Stone JH, Buttgereit F, Saraux A, et al. Phase 3 Trial of Secukinumab in Polymyalgia Rheumatica. N Engl J Med. 2026 Jun 3. doi: 10.1056/NEJMoa2602567.
Abstract

BACKGROUND: Polymyalgia rheumatica is a common inflammatory disease characterized by pain and stiffness in the shoulders and hips. Glucocorticoids are the first-line treatment, but relapses and glucocorticoid-related toxic effects are common, which underscores the need for effective alternatives. Secukinumab is a fully human monoclonal antibody that selectively inhibits interleukin-17A.

METHODS: We enrolled patients with recently relapsed polymyalgia rheumatica and randomly assigned them, in a 1:1:1 ratio, to receive secukinumab at a dose of 300 mg (SEC-300 group), secukinumab at a dose of 150 mg (SEC-150 group), or placebo for 52 weeks. Patients in all the groups also received prednisone on a tapering schedule for 24 weeks. The primary outcome was sustained remission at week 52, defined as remission (the absence of signs or symptoms attributable to polymyalgia rheumatica and no new diagnosis of giant-cell arteritis that warranted escape or rescue treatment) that was sustained from week 12 until week 52. The annual cumulative glucocorticoid dose was a secondary outcome. Safety was also assessed.

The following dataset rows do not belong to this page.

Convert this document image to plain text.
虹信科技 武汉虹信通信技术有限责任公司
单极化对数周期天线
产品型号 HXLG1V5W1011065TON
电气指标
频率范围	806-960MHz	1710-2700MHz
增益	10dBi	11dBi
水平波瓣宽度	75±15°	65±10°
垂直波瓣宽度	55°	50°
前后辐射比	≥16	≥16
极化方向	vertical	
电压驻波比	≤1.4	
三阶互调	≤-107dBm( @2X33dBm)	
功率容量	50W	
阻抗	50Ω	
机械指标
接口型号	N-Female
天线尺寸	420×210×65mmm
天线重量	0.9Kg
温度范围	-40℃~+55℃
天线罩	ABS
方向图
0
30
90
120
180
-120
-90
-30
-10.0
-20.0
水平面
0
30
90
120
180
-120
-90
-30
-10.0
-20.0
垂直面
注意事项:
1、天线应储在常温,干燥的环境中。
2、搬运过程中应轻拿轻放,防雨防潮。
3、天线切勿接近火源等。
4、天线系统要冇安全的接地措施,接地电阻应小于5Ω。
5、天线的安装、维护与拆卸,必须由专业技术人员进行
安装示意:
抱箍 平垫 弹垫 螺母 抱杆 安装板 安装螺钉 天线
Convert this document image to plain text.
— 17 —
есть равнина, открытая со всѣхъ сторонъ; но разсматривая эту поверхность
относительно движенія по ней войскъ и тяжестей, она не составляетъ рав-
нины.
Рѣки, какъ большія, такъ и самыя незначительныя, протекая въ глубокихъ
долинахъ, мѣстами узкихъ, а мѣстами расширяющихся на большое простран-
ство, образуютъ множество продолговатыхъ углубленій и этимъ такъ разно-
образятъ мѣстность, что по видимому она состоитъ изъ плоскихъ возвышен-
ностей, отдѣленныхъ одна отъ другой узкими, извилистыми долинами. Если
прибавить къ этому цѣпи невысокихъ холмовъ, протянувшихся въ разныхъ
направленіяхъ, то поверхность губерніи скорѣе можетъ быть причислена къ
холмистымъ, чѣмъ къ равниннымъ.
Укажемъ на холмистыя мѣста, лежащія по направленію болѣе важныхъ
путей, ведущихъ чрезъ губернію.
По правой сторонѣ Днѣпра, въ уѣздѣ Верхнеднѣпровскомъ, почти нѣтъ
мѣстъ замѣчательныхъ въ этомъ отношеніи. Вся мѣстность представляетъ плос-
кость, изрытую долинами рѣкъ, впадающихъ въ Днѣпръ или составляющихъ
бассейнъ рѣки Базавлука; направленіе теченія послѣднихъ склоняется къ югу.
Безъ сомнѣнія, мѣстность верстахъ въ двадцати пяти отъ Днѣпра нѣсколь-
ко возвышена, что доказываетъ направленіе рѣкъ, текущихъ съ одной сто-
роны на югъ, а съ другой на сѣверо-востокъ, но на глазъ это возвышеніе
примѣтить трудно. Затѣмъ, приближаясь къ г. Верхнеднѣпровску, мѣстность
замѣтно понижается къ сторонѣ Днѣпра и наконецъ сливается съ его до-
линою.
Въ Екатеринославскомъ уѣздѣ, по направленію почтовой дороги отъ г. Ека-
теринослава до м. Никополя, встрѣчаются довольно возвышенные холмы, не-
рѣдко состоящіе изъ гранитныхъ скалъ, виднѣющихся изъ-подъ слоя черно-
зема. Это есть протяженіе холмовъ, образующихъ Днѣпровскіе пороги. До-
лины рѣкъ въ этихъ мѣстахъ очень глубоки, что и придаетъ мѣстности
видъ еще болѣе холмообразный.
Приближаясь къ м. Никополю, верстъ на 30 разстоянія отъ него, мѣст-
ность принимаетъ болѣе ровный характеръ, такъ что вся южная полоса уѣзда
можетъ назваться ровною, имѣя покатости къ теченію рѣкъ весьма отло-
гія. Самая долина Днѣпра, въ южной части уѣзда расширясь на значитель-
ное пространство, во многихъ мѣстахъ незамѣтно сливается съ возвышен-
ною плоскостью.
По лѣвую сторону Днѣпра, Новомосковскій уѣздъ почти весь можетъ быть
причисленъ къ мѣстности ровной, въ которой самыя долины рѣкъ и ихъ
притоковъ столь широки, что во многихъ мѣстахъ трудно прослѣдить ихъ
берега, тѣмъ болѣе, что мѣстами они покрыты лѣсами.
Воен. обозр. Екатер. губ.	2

RESULTS: A total of 381 patients underwent randomization, and 127 were assigned to each group. At 52 weeks, sustained remission was observed in 41.2% (95% confidence interval [CI], 32.8 to 49.7) of the patients in the SEC-300 group, in 40.6% (95% CI, 32.2 to 49.0) of those in the SEC-150 group, and in 20.4% (95% CI, 13.6 to 27.2) of those in the placebo group (P<0.001 for the comparison of each secukinumab dose with placebo). The mean adjusted annual cumulative glucocorticoid dose was 1603.7 mg in the SEC-300 group, 1683.2 mg in the SEC-150 group, and 2093.0 mg in the placebo group. Serious adverse events occurred in 13.5% of the patients in the SEC-300 group, in 15.9% in the SEC-150 group, and in 14.2% in the placebo group. Nasopharyngitis, hypersensitivity reactions, urinary tract infections, fungal infections, and back pain were more common in the secukinumab groups than in the placebo group.

CONCLUSIONS: Among patients with relapsed polymyalgia rheumatica, treatment with secukinumab plus a 24-week glucocorticoid taper resulted in a higher percentage of patients with remission and in lower cumulative glucocorticoid doses than a glucocorticoid taper alone. (Funded by Novartis; REPLENISH ClinicalTrials.gov number, NCT05767034.).

Ratings by Clinicians (at least 3 per Specialty)
Specialty Score
Rheumatology
Internal Medicine
Family Medicine (FM)/General Practice (GP)
General Internal Medicine-Primary Care(US)
Comments from MORE raters

Family Medicine (FM)/General Practice (GP) rater

Sustained remission remains the treatment target for polymyalgia rheumatica because relapses impair physical function. In this trial, secukin­umab not only resulted in sustained remission over 1 year but was also associated with better scores for fatigue and physical function compared with glucocorticoid treatment alone, a finding that reinforces the clinical relevance of targeting interleukin-17A–mediated pathways in polymyalgia rheumatica. Considering this, to what extent does the concomitant use of glucocorticoids allow for this type of interpretation exclusively attributed to secukinumab?

Internal Medicine rater

This may be a revolutionary change in treating PMR, but the cost is prohibitive at this time ($2000 per 150 mg dose in Canada).

Rheumatology rater

It's interesting to note the IL17 pathway has efficacy in relapsing PMR with similar efficacy between 150mg and 300mg dosing. It's nice to have another option but the cost is an issue and secukinumab's phase 3 trial for GCA was negative. Most would probably start with tocilizumab if they had to escalate to a biologic.